His troops defeated and massacred, General Pang (Jet Li) staggers away from the battlefield, more dead than alive. After a brief by intense overnight encounter with a mysterious Lian (Xu Jinglei), he falls in with bandits headed up by Er Hu (Andy Lau) and Wu Yang (Takeshi Kaneshiro). He finds a renewed purpose in life with this group, and forges the band into a formidable fighting force, one that will play an ever greater role in shaping the conflicts that are dividing China. But the fellowship he forms with his blood brothers has a fatal flaw: as fate would have it, Lian is promised to Er Hu. Betrayal and tragedy lurk in the wings.
First, the positives: this is a very handsome production, with a visual sweep that is appropriately epic. The battle scenes are expertly staged, whether these be small-scale skirmishes or grand campaigns. These are spectacular, exciting moments in the film. The characters and their story, however, are far less interesting. The love between Pang and Lian is difficult to empathize with – we don’t really understand why these two are obsessed with each other, and must take it on faith that they are. All of which makes it difficult to care about the relationship, and thus its consequences are more irritating than tragic. And while Pang’s internal conflicts are sometimes compelling, Lian’s characterization is so perfunctory that she comes across as little more than venal, misogynist caricature. In the end, then, the film seems to drag on longer than its 113 minutes, as one finds one’s eyes glazing over between the battle scenes. This is a beautiful movie, but an uninvolving one.
Good stuff here. The palette is muted, but in a paradoxically eye-catching manner, almost reducing the world to shades of grey, reflecting the increasingly mixed motivations of the protagonist as well as conjuring the mud and grime of the battlefield. The imsage is extremely sharp, and there is no grain. Contrasts are excellent. The image is the original 2.35:1 anamorphic widescreen.
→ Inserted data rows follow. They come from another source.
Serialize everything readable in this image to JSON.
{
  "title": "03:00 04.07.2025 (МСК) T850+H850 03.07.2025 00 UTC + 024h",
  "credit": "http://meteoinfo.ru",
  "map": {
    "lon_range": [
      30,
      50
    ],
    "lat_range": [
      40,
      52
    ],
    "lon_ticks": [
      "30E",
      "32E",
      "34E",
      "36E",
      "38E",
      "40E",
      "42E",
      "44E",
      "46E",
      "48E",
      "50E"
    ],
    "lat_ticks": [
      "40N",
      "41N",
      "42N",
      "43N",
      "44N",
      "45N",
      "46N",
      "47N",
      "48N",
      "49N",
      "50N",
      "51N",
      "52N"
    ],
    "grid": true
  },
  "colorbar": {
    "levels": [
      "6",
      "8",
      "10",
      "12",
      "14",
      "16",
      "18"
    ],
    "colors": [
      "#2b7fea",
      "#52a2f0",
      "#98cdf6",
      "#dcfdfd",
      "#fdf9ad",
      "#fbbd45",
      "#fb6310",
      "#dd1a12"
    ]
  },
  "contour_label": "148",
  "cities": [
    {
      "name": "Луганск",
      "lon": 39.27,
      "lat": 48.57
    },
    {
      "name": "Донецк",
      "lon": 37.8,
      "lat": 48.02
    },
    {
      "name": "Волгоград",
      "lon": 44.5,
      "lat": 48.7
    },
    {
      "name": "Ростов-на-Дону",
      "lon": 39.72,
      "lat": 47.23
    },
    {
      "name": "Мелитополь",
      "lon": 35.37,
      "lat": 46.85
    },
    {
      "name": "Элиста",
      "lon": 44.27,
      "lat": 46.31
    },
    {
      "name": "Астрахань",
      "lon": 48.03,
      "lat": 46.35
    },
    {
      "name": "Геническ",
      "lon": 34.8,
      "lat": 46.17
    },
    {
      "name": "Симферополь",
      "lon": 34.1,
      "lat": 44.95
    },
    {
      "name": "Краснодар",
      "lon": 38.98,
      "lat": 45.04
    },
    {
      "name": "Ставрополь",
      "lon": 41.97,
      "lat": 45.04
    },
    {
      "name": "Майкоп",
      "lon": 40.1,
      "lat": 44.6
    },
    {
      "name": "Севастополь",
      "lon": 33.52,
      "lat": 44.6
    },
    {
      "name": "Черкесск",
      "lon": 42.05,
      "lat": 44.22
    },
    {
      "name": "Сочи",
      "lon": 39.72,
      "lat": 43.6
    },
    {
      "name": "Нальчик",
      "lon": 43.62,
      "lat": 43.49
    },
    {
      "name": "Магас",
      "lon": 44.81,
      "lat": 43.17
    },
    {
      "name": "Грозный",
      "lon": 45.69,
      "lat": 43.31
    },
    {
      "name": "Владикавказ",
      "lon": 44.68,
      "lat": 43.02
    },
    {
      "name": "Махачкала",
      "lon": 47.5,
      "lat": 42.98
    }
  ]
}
Here, too, very strong work. The score is suitably huge and epic-sounding, but then withdraws into the background a bit to let the clash of battle take over, and those scenes are as immersive as one could wish. Dialogue is free of distortion. So though the story may not be everything it could have been, when the film is at its best, it is nothing short of spectacular, and the sound and picture are no small part of that effect.
The Warlords 117 Days: A Production Journal: (35:22) A thorough behind-the-scenes doc, chronicling, among other things, the not-inconsiderable problems the filmmakers ran into (such as illness and the sheer logistics of a project of this scale).
Deleted Scenes: (27:35)
Lots that is marvellous here, but also a sense of the whole being a little less than the sum of its parts, kept earthbound by a rather trite script. Worth seeing all the same.